Opinião

Mafalda vai à ONU

Que bom seria se Mafalda pudesse, de fato, traduzir para os diplomatas e signatários das Nações Unidas as reais necessidades do mundo

Fico imaginando como Mafalda, que tanto queria traduzir para o mundo questões como liberdade, democracia, igualdade de gênero e equidade social, reagiria às (in)decisões mais recentes dos países-membros da ONU -  (crédito: ANDRES LARROVERE)
Fico imaginando como Mafalda, que tanto queria traduzir para o mundo questões como liberdade, democracia, igualdade de gênero e equidade social, reagiria às (in)decisões mais recentes dos países-membros da ONU - (crédito: ANDRES LARROVERE)

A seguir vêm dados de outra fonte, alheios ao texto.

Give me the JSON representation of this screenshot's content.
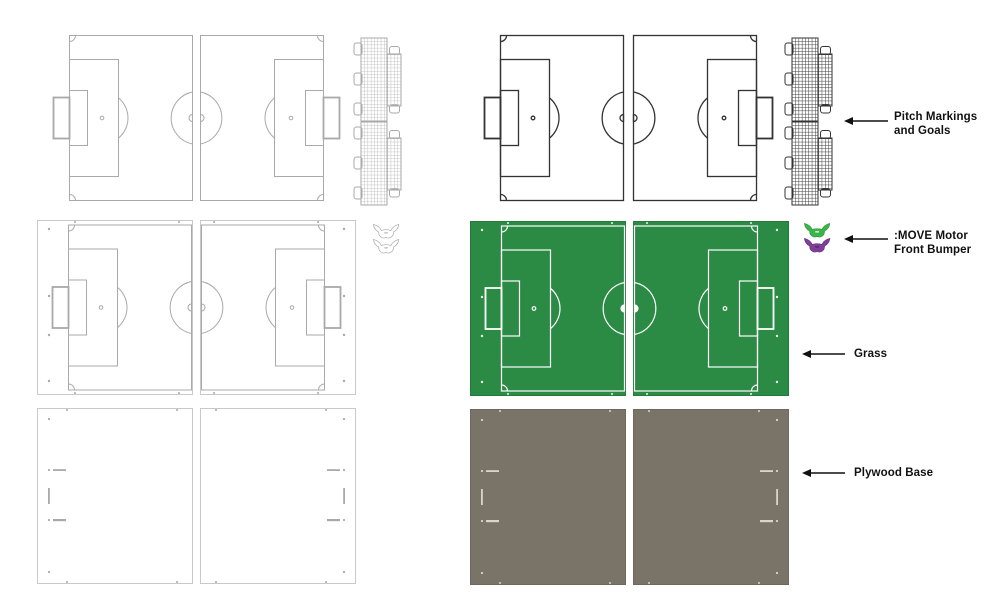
{
  "canvas": {
    "width": 1000,
    "height": 609,
    "background": "#ffffff"
  },
  "colors": {
    "outline_gray": "#a9a9a9",
    "panel_border": "#c9c9c9",
    "dark_line": "#333333",
    "grass_green": "#2b8b45",
    "grass_edge": "#25793a",
    "marking_white": "#ffffff",
    "plywood_taupe": "#7a7468",
    "plywood_edge": "#6f685d",
    "plywood_hole": "#d9d5c9",
    "bumper_green": "#3cb44b",
    "bumper_green_edge": "#2f9e3e",
    "bumper_purple": "#7e3f98",
    "bumper_purple_edge": "#6a3283",
    "label_text": "#111111",
    "arrow": "#111111"
  },
  "annotations": [
    {
      "id": "pitch_markings",
      "lines": [
        "Pitch Markings",
        "and Goals"
      ]
    },
    {
      "id": "move_bumper",
      "lines": [
        ":MOVE Motor",
        "Front Bumper"
      ]
    },
    {
      "id": "grass",
      "lines": [
        "Grass"
      ]
    },
    {
      "id": "plywood",
      "lines": [
        "Plywood Base"
      ]
    }
  ]
}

Mafalda fez 60 anos e, de presente, ganhou uma visita à sede da Organização das Nações Unidas (ONU). Na tirinha 491, a questionadora menininha (Mafalda sempre terá 6 anos), criada pelo argentino Quino, expressa o desejo de ser tradutora na ONU. Para comemorar seu aniversário, na quarta-feira passada, Guillermo Lavado, o sobrinho de Quino, foi com ela a Nova York, acompanhado do escultor Pablo Irrang, que deu vida à personagem. Mafalda ganhou crachá com foto, sentou-se no plenário e fez fotos na cabine de tradução.

Que bom seria se Mafalda pudesse, de fato, traduzir para os diplomatas e signatários das Nações Unidas as reais necessidades do mundo. No sábado passado, eles foram os protagonistas de (mais) um fracasso retumbante no Azerbaijão, depois de duas semanas discutindo o financiamento para adaptação às mudanças climáticas.

A ONU calculou que, para os países conseguirem investir em energia limpa, seria necessário um fundo global de US$ 1 trilhão anual até 2030. A COP terminou com os ricos — que serão os doadores — prometendo "até" US$ 300 milhões. Embora representantes do Sul Global tenham chamado a quantia de piada, o presidente da conferência, o azeri Mukhtar Babayev, bateu o martelo por volta das 20h de Brasília (3h de domingo em Baku) para anunciar o acordo.

Defensora da democracia e da voz das mulheres, Mafalda deve ter ficado muito indignada com a atitude de Babayev, especialmente quando Chandni Raina, representante da Índia na sessão plenária final, abriu o microfone para denunciar que não havia concordado com a decisão — os textos da COP precisam ser aprovados por unanimidade — e que o presidente da conferência ignorou seu pedido para falar antes da martelada. 

Mafalda também saiu irritadíssima, tenho certeza, com o fato de o documento final não mencionar a necessidade de eliminar o uso dos combustíveis fósseis. Está mais do que comprovado pela ciência que as emissões recorde de CO2, principal gás de efeito estufa, são causadas pela queima de petróleo, gás natural e carvão. O que mais esperar de uma conferência sobre mudanças climáticas sediada em um petroestado? Cujo presidente discursou, na abertura, que o "petróleo é presente de Deus e não deve ser recusado"?

Duas semanas antes da COP do clima, outra COP (sigla de Conferência das Partes) terminou vexatória. Terminou, aliás, sem acabar. A Conferência da Biodiversidade, realizada na Colômbia, não teve declaração. Foi simplesmente suspensa, porque, novamente, não houve acordo sobre financiamento (pelo menos, não se forjou uma "decisão unânime"). No domingo, serão encerradas, na Coreia do Sul, as negociações sobre o tratado internacional do plástico. Por enquanto, ninguém se entendeu. Já se pode antever o seu melancólico fim. 

Fico imaginando como Mafalda, que tanto queria traduzir para o mundo questões como liberdade, democracia, igualdade de gênero e equidade social, reagiria às (in)decisões mais recentes dos países-membros da ONU. Consigo visualizá-la saindo da sede das Nações Unidas com o crachazinho na mão, depois de escrever, no muro, uma frase que, tempos atrás, rabiscou sobre um globo terrestre: "Cuidado, irresponsáveis trabalhando!".